Sono indicazioni istruttive: l’uomo vero si differenzia rispetto al volgo (la massa) e trascende la sua stessa natura umana per (ri)scoprire un’impronta superiore. Spesso si legge che in ogni essere umano, in quanto tale, balugina una scintilla divina, ma saremmo tentati di concordare con Alberti che, con un inatteso scarto, sposta l’attenzione dall’uomo tout court all’individuo straordinario. L’uomo è tale se e solo se è creatore, ossia se è in grado di elevarsi dalla condizione meramente biologica per provare a costruire il senso del mondo, a tracciare il profilo della vita. Così, se consideriamo il vuoto che riempie gli involucri definiti in mancanza di un termine migliore “uomini”, vedremo un discrimine preciso tra vari livelli, se non categorie. E’ possibile che, a guisa di una polla prosciugata da un lungo periodo di aridità, la coscienza in molti sia evaporata. I tempi duri e ferrigni che viviamo concorrono in modo determinante a tale inaridimento, ma un quid antropologico scava un solco. E’ un qualcosa la cui essenza e matrice si sottrae. Purtuttavia, come in presenza di quelle sensazioni dai contorni molto sfumati, ma con effetti indubitabili sul nostro spirito, sentiamo che è così. Si giunge a codesta conclusione con dolore e per esperienza, non per aprioristico sprezzo del prossimo. Se si pensa ad un argomento contro Dio, più che il male è forse la conoscenza e la frequentazione di certe creature malriuscite a rafforzare la tesi negatoria. Con calzante sintagma T.S. Eliot le bolla come “hollow men”, “uomini vuoti”: lo sguardo vacuo li alligna nella superficialità più epidermica che assurge a summa dei peccati capitali.

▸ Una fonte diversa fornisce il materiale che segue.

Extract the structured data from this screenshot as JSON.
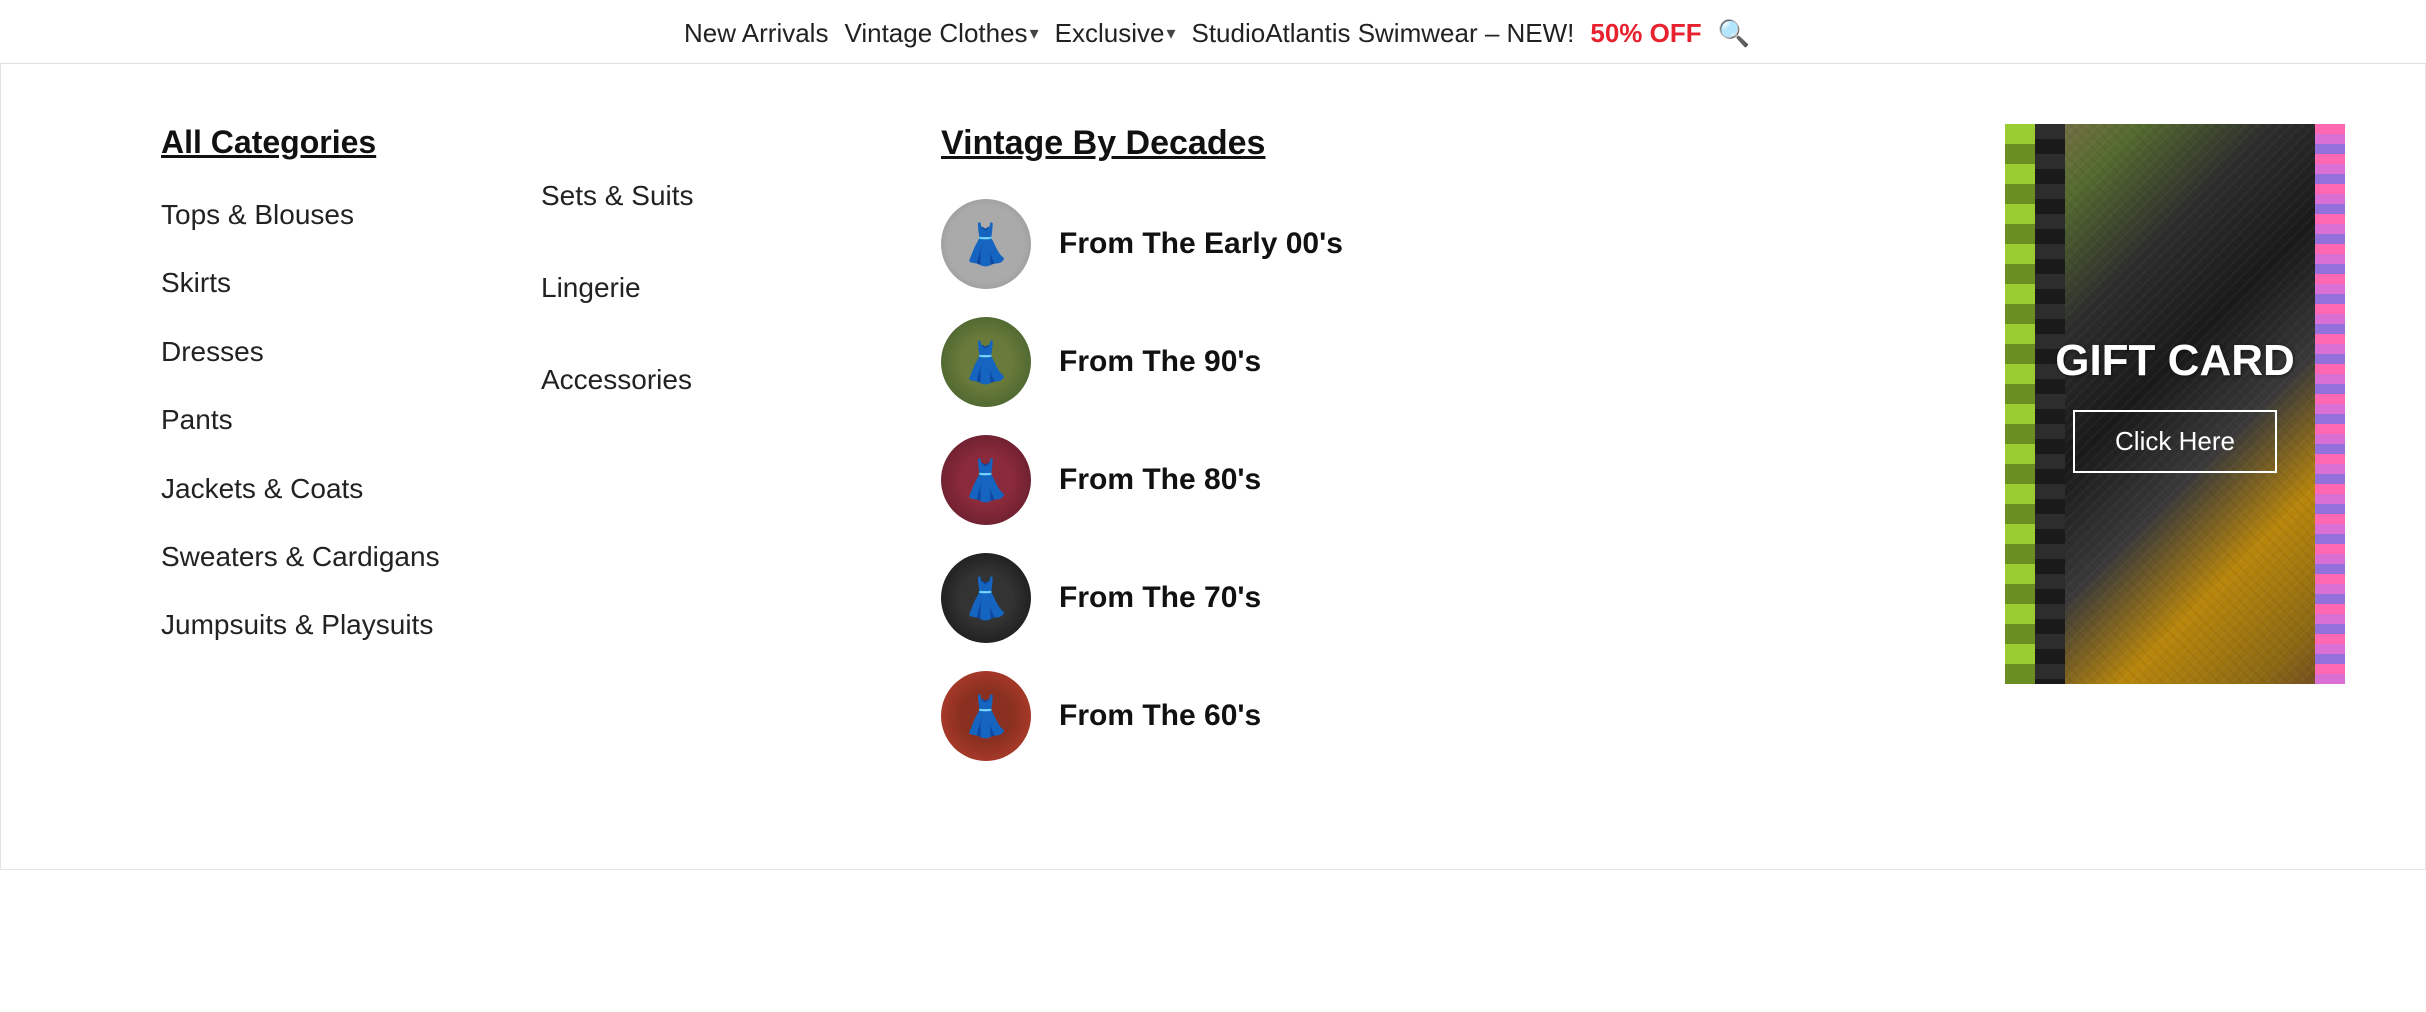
{
  "topnav": {
    "items": [
      {
        "id": "new-arrivals",
        "label": "New Arrivals"
      },
      {
        "id": "vintage-clothes",
        "label": "Vintage Clothes",
        "hasChevron": true
      },
      {
        "id": "exclusive",
        "label": "Exclusive",
        "hasChevron": true
      },
      {
        "id": "studio-atlantis",
        "label": "StudioAtlantis Swimwear – NEW!"
      },
      {
        "id": "sale",
        "label": "50% OFF",
        "isSale": true
      }
    ],
    "search_icon": "🔍"
  },
  "megamenu": {
    "all_categories_title": "All Categories",
    "categories": [
      {
        "id": "tops-blouses",
        "label": "Tops & Blouses"
      },
      {
        "id": "skirts",
        "label": "Skirts"
      },
      {
        "id": "dresses",
        "label": "Dresses"
      },
      {
        "id": "pants",
        "label": "Pants"
      },
      {
        "id": "jackets-coats",
        "label": "Jackets & Coats"
      },
      {
        "id": "sweaters-cardigans",
        "label": "Sweaters & Cardigans"
      },
      {
        "id": "jumpsuits-playsuits",
        "label": "Jumpsuits & Playsuits"
      }
    ],
    "secondary": [
      {
        "id": "sets-suits",
        "label": "Sets & Suits"
      },
      {
        "id": "lingerie",
        "label": "Lingerie"
      },
      {
        "id": "accessories",
        "label": "Accessories"
      }
    ],
    "decades_title": "Vintage By Decades",
    "decades": [
      {
        "id": "early-00s",
        "label": "From The Early 00's",
        "thumb": "thumb-00s"
      },
      {
        "id": "90s",
        "label": "From The 90's",
        "thumb": "thumb-90s"
      },
      {
        "id": "80s",
        "label": "From The 80's",
        "thumb": "thumb-80s"
      },
      {
        "id": "70s",
        "label": "From The 70's",
        "thumb": "thumb-70s"
      },
      {
        "id": "60s",
        "label": "From The 60's",
        "thumb": "thumb-60s"
      }
    ],
    "gift_card": {
      "title": "GIFT CARD",
      "button_label": "Click Here"
    }
  }
}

E’ naturale che non si può essere assertivi: la natura umana è, per sua natura, contraddittoria e complessa. Attrae e ripugna, suscita fiducia e disinganno, empatia ed avversione. Gli abissi luminosi sono sovrastati da cieli neri, senza stelle. La disgregazione è, in parte, bilanciata dalle sublimi opere degli artisti. Giustamente, però, Alberti, contrappuntato l’elogio dell’uomo pichiano (che è l’archetipo della creatura antecedente alla caduta, prima della storia), con il suo umoristico disincanto, delinea la fisionomia dell’uomo di genio, prima o dopo, in inevitabile rotta di collisione con la storia e la società. Anche se non si è dei genii, lo scatto dell’intelletto e la diagonalità dello sguardo dislocano ai margini della “realtà” convenzionale. L’emarginazione e la solitudine sono il prezzo da pagare per essere sé stessi e non “uomini vuoti”… a perdere.